Despite its name, the Central Bank of Nigeria (CBN) is not a financial institution in the traditional sense. Rather, it is a regulatory body governing the overall control and administration of the monetary and financial sectors of the federal government of Nigeria. Per the CBN website:
[T]he Bank is charged with the responsibility of administering the Banks and Other Financial Institutions Act of 2020, with the sole aim of ensuring high standards of banking practice and financial stability.1
The proper and effective governance of all processes, therefore, is of crucial importance.
The CBN maintains branch offices in each of the 26 states in Nigeria and has an additional administrative location in the city of Abubakar, bringing the total number of managed locations to 27. At present, CBN employs 9,000 people and its IT systems are centralized, managed by a team of approximately 300 IT staff.
CBN maintains an IT standards blueprint, which reflects international and global standards of IT, drawing on industry frameworks, best practices and recommendations for optimal IT operations throughout CBN. Information technology governance is a key element of that blueprint. Though CBN’s governance program runs smoothly today, until recent years elements of IT governance were lacking, resulting in inefficiencies and departmental misalignment.
Challenge
Nsuhoridem Okon, CBN’s IT risk and compliance lead, joined the organization in 2015. At the time the IT department was misaligned with business units and, while it initiated many projects, the team was failing to meet expected results.
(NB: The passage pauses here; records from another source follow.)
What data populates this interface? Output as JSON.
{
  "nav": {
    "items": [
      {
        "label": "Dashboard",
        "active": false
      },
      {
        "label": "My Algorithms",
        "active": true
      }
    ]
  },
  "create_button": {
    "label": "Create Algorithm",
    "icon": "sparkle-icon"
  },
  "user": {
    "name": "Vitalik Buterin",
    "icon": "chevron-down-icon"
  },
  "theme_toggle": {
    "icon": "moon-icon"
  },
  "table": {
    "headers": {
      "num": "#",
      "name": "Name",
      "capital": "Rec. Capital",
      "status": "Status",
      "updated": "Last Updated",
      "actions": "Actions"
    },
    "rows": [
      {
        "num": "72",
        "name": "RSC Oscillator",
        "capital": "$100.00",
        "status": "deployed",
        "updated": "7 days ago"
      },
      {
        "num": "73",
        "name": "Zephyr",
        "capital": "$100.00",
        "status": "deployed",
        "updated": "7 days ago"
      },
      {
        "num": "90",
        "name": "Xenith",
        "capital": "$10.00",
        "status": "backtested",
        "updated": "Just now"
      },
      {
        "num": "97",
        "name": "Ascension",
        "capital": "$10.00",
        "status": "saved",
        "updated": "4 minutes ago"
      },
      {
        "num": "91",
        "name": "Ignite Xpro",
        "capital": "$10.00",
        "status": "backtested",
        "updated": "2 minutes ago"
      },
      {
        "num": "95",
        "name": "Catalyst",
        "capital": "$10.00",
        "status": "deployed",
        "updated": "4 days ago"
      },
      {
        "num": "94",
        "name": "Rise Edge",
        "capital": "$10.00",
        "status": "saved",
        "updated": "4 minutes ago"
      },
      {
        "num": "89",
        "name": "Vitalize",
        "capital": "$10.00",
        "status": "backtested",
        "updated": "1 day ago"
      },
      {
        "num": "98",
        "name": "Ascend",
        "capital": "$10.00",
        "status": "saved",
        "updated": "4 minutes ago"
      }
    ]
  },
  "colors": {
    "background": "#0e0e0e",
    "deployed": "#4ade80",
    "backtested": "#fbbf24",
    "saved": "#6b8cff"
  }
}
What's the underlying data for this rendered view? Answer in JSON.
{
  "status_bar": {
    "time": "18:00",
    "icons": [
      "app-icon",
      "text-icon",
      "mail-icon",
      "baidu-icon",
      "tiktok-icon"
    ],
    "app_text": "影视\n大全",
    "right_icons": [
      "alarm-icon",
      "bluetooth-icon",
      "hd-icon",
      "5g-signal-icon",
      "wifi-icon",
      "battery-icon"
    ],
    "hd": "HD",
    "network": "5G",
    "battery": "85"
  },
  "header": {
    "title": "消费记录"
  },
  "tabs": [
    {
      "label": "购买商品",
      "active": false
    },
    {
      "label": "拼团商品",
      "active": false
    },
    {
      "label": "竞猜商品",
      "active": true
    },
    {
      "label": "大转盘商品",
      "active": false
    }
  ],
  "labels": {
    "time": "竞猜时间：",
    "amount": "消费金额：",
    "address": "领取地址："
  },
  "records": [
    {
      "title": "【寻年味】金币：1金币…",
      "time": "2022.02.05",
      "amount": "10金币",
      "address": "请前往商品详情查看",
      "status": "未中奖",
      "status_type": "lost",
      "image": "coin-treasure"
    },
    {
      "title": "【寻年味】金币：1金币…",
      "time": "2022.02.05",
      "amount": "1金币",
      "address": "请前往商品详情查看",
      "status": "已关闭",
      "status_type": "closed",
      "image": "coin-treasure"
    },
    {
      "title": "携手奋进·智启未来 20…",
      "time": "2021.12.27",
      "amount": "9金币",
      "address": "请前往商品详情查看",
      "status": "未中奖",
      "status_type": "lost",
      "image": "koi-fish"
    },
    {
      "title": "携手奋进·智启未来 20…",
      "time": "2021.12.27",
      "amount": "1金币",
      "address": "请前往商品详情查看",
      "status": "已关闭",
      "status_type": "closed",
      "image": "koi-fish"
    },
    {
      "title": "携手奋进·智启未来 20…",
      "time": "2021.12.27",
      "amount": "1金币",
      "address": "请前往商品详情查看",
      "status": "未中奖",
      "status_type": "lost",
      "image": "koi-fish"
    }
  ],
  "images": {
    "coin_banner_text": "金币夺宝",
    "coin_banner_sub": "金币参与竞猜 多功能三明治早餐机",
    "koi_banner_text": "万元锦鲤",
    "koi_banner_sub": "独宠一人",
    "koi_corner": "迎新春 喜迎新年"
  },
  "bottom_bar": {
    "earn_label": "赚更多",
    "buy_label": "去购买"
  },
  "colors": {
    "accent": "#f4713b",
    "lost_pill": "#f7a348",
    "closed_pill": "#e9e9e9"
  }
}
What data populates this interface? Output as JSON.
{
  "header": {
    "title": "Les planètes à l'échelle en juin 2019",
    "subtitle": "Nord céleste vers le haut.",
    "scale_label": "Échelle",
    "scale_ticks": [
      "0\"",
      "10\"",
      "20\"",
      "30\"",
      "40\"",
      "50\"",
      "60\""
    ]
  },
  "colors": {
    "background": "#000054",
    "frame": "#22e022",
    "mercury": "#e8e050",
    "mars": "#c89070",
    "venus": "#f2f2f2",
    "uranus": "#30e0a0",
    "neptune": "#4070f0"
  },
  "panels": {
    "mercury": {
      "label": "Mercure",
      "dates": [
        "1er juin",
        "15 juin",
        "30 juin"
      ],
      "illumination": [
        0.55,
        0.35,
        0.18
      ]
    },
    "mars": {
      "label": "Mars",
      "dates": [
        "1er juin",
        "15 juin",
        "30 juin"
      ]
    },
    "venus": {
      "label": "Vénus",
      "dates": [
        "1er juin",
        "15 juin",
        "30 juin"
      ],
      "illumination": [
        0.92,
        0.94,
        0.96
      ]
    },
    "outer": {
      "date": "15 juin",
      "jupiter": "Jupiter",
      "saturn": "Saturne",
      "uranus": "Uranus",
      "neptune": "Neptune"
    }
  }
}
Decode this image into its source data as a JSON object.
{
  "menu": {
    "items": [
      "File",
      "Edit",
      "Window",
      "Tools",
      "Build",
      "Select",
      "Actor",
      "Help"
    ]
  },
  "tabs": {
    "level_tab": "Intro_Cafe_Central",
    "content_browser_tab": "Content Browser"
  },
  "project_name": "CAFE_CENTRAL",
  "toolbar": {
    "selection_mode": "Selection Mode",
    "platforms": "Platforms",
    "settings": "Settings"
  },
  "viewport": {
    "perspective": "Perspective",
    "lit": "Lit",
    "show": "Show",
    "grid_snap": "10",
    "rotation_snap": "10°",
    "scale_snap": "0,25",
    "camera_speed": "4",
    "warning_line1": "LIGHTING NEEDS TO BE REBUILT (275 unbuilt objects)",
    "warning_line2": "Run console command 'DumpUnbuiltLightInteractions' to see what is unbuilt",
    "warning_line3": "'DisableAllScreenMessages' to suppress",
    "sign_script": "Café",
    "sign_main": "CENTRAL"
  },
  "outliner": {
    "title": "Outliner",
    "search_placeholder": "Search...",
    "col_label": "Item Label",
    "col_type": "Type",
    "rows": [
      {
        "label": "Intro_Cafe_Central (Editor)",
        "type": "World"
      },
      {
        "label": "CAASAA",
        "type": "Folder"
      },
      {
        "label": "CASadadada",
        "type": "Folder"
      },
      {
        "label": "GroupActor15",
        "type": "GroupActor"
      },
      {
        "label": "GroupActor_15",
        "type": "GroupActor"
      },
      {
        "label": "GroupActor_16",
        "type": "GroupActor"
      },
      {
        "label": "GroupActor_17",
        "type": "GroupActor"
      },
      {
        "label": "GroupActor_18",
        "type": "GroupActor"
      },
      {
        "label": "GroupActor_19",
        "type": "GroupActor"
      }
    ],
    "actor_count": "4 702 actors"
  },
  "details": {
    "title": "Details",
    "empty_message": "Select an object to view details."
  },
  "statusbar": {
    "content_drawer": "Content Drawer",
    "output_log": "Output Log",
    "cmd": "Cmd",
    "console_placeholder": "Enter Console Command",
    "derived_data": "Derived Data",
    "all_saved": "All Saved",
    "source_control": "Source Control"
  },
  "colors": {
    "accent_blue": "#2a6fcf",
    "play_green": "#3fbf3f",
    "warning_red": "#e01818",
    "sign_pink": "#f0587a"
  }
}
Okon said that while projects started with promise, business benefits were not realized, and the IT team spent a lot of time “firefighting,” or attending to the most recent and/or pressing IT issue.
Much of this was due to the fact that, at that time, CBN’s management was not focused on long-term IT strategy, she said. The general feeling among staff in the IT department was that there was not enough governance for IT decisions. As a result, the team noticed that other departments were circumventing IT, gaining business approval, then presenting IT with the necessary forms to begin a project.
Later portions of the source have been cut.